Integration on quasi-Banach spaces and Schatten ideals

Question

Let $[a,b]$ be an interval and $X$ a Banach space (for starters). We know that continuous functions $f:[a,b]\to X$ are Riemann integrable. Suppose now that $X$ is a quasi-Banach space, that is, its norm satisfies $\|x+y\|\leq K (\|x\|+\|y\|)$ for all $x,y\in X$ and some $K\geq 1.$

I found that, in general, quasi-Banach spaces (or $p$-Banach spaces) do not have this nice integrability property. Someone needs a notion of analyticity, see Albiac–Ansorena, 2013 (DOI link).

However, I am mainly interested in the case where $X$ is the $\mathcal{L}^p(H)$ Schatten *-ideal on a separable Hilbert space $H$, where $p\in (0,1)$. Note that for $p\geq 1$ it is a Banach space (Bnach $*$-ideal). Some facts about this quasi-Banach space (case $p\in (0,1)$).

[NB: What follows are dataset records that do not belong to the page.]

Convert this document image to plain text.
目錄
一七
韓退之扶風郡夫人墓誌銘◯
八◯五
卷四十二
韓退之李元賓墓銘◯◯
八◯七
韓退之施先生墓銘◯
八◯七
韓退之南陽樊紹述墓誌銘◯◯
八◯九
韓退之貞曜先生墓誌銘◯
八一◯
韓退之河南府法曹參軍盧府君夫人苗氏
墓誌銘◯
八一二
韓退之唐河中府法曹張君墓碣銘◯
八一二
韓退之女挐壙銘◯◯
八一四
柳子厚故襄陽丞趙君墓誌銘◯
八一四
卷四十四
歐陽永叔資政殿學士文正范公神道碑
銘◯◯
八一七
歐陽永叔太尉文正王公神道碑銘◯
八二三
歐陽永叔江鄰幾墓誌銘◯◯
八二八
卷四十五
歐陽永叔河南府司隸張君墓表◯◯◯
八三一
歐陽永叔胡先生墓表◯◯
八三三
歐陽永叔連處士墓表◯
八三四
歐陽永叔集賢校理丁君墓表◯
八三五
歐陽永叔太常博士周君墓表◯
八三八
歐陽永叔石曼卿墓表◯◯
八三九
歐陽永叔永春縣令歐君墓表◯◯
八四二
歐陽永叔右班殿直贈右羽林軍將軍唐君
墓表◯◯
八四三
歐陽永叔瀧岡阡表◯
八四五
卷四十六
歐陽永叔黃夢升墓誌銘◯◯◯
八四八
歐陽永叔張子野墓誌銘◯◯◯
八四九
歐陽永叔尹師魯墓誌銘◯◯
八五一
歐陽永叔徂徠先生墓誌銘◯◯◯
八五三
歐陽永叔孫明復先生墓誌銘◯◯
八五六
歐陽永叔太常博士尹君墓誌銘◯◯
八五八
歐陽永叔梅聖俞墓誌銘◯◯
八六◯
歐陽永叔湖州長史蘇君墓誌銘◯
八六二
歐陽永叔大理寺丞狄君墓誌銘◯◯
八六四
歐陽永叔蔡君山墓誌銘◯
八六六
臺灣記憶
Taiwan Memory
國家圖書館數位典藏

1. Every $T\in \mathcal{L}^p(H)$ is compact
2. For $T\in \mathcal{L}^p(H)$ the quasi-norm is $\|T\|_p= \| s_n(T)\|_{\ell_p}$, where $(s_n(T))_{n\geq 0}$ is the sequence of singular values in decreasing order, counting multiplicity.
3. For $A,B\in \mathcal{B}(H)$ and $T\in \mathcal{L}^p(H)$ it holds that $\|ATB\|_p\leq \|A\|_{\mathrm{op}}\|T\|_p\|B\|_{\mathrm{op}}$
4. Clearly, for $T\in \mathcal{L}^p(H)$ we have $\|T\|_{\mathrm{op}}\leq \|T\|_p$ since $s_0(T)=\|T\|_{\mathrm{op}}$.

Question: Is every continuous function $f:[a,b]\to \mathcal{L}^p(H)$ Riemann integrable ?

Thank you!

Answer 1

No, there are such continuous functions, which are continuous with values in $\mathcal{L}^p(H)$ for any $p$ but such that $\int_a^b f$ (which is well defined in the Banach space $\mathcal{L}^1(H)$) does not belong to $\mathcal{L}^p(H)$ for any $p<1$.

An almost counter-example is given as follows on $H=\ell^2$. Take a countable partition $([a_n,a_n+1))_{n \geq 2}$ of $[a,b)$ where $a_n - a_{n+1} = \frac{1}{n (\log n)^2}$, and define $f=\frac{1}{\log n} e_{n,n}$ (the usual matrix units) on $[a_n,a_{n+1})$, and $f(b)=0$. Then $\int_a^b f = \sum_{n \geq 2} \frac{1}{n (\log n)^3}e_{n,n}$ does not belong to $\mathcal{L}^p(H)$ for any $p<1$.

Of course, the previous function is not continuous (the discontinuity points are $a_n$ for $n>2$, here the factor $1/\log(n)$ is important to ensure continuity at $b$), but adding a bit of room between the intervals, you can turn $f$ into a continuous function with the same properties.

Observe that the function takes values in the diagonal matrices, so it is a counterexample in $\ell^p$.